Sunday, May 6, 2012

Time to "Do Nothing"

How often do we allow ourselves time to “do nothing”? When do you carve out space in your hurried schedule to sit or walk or reflect or play, without an agenda or an intended outcome? Regular practices of meditation or yoga or journaling – or even naps – are wonderful opportunities for rest, self-care, and self-reflection. In addition to these, I wonder about experiences of spontaneity, the choice to cast aside our routines and tasks lists and follow the whispers for whimsy in our everyday lives. When do you give yourself time – in your own home, in nature, on vacation, in a neighboring city, in the mind and soul of your creative impulse – to follow a random trail of your thoughts, feelings, and impulses and simply see what happens?  How often do you drive right off the map into unchartered territory for no reason whatsoever – except that you feel like it?

For me, I realize I don’t intentionally devote nearly as much time to this spontaneous experiencing as my heart desires. I remember, as a child growing up, how expansive time seemed. It seemed there were endless possibilities for play and adventure, limited only by the sun rising and falling in the sky and the occasional steady rain that drove us indoors.  I remember fondly how we would play detective games in which everything we noticed was another clue revealing itself, moving us a step closer to solving the mystery at hand.

Today, I continue to embrace a sense of mystery, continue to find people and nature and the universe endlessly fascinating.  I cherish those moments during which I allow myself to step out from behind the driver’s seat and to look for “clues” to the questions that excite and haunt me.  I love noticing numbers – and looking up what significance they may have. When an animal or bird catches my attention (e.g. spotting a red fox or a skunk in my yard or seeing Canadian Geese on my drive into work), I enjoy reading about possible symbolism, exploring the idea of animals as messengers along my journey.  Sometimes I embrace the random in even simpler ways, such as setting my ipod to “shuffle” and letting the music lead me where it may.
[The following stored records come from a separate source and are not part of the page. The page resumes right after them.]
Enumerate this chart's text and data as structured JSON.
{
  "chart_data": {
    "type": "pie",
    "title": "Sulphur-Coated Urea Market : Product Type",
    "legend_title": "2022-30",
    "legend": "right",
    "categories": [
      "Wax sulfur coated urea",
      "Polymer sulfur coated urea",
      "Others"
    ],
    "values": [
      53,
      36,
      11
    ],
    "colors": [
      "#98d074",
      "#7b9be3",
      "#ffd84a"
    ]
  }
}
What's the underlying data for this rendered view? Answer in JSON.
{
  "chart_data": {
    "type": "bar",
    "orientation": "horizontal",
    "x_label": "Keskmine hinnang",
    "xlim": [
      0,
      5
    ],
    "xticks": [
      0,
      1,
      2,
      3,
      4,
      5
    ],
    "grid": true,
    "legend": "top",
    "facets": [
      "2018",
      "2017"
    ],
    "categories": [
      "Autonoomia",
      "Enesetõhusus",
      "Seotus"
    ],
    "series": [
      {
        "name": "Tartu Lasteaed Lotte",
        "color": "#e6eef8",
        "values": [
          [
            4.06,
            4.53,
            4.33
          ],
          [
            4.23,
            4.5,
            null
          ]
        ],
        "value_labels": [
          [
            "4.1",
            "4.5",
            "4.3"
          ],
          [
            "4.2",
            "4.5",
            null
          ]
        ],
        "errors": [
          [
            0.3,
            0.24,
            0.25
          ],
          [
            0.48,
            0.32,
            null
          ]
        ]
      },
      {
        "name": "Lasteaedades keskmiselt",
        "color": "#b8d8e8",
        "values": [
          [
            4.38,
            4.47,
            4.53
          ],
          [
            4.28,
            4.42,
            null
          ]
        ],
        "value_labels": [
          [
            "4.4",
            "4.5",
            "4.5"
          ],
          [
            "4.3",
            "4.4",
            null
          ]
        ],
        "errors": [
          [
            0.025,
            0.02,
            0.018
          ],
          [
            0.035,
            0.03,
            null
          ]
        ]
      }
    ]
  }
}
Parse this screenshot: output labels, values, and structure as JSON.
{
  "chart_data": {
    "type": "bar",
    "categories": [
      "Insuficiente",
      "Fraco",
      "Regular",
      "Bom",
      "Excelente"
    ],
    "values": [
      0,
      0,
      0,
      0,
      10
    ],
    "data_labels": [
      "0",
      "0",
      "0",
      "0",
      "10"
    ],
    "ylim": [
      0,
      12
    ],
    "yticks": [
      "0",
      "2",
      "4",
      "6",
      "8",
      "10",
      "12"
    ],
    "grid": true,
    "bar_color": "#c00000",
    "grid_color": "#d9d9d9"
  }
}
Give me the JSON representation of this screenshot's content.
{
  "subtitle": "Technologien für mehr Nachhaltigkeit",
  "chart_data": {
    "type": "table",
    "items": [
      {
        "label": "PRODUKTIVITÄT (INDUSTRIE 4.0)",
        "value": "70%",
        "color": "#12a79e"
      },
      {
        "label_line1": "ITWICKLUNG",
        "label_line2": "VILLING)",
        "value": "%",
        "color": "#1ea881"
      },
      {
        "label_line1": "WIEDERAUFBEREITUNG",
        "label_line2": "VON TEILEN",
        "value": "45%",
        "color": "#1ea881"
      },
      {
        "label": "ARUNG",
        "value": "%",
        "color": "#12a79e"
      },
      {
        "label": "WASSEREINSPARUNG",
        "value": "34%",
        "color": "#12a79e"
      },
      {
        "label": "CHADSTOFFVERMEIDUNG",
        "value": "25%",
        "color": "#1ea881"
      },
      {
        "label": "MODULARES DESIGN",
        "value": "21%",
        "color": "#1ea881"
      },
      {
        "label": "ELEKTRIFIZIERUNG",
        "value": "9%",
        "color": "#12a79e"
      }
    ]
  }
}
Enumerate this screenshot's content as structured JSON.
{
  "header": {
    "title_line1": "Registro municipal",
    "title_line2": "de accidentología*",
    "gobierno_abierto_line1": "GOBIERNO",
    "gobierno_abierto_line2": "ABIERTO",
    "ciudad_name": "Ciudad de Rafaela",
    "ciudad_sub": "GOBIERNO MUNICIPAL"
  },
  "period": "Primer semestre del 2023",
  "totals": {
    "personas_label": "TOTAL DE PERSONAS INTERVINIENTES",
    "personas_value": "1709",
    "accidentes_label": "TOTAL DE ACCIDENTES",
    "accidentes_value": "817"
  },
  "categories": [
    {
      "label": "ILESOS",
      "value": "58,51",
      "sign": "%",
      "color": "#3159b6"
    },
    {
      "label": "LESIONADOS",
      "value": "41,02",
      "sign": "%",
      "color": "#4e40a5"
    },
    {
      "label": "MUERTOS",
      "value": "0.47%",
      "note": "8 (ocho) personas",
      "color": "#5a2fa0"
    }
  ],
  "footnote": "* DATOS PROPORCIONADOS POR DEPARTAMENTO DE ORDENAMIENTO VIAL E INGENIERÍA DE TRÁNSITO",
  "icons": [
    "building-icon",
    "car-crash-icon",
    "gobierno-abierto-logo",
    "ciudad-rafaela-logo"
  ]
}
Nothing enchants me like the promise of entire day without anything planned. When people ask me, “What are your plans for the weekend?” and I respond with “Nothing,” they may notice my smile and the twinkle in my eye.  I love that “nothing” can become anything at all. Instead of accepting societal biases that label down time as unessential or doing “nothing,” I wonder if, instead, the time we devote to “nothing” may actually be the very zest of life.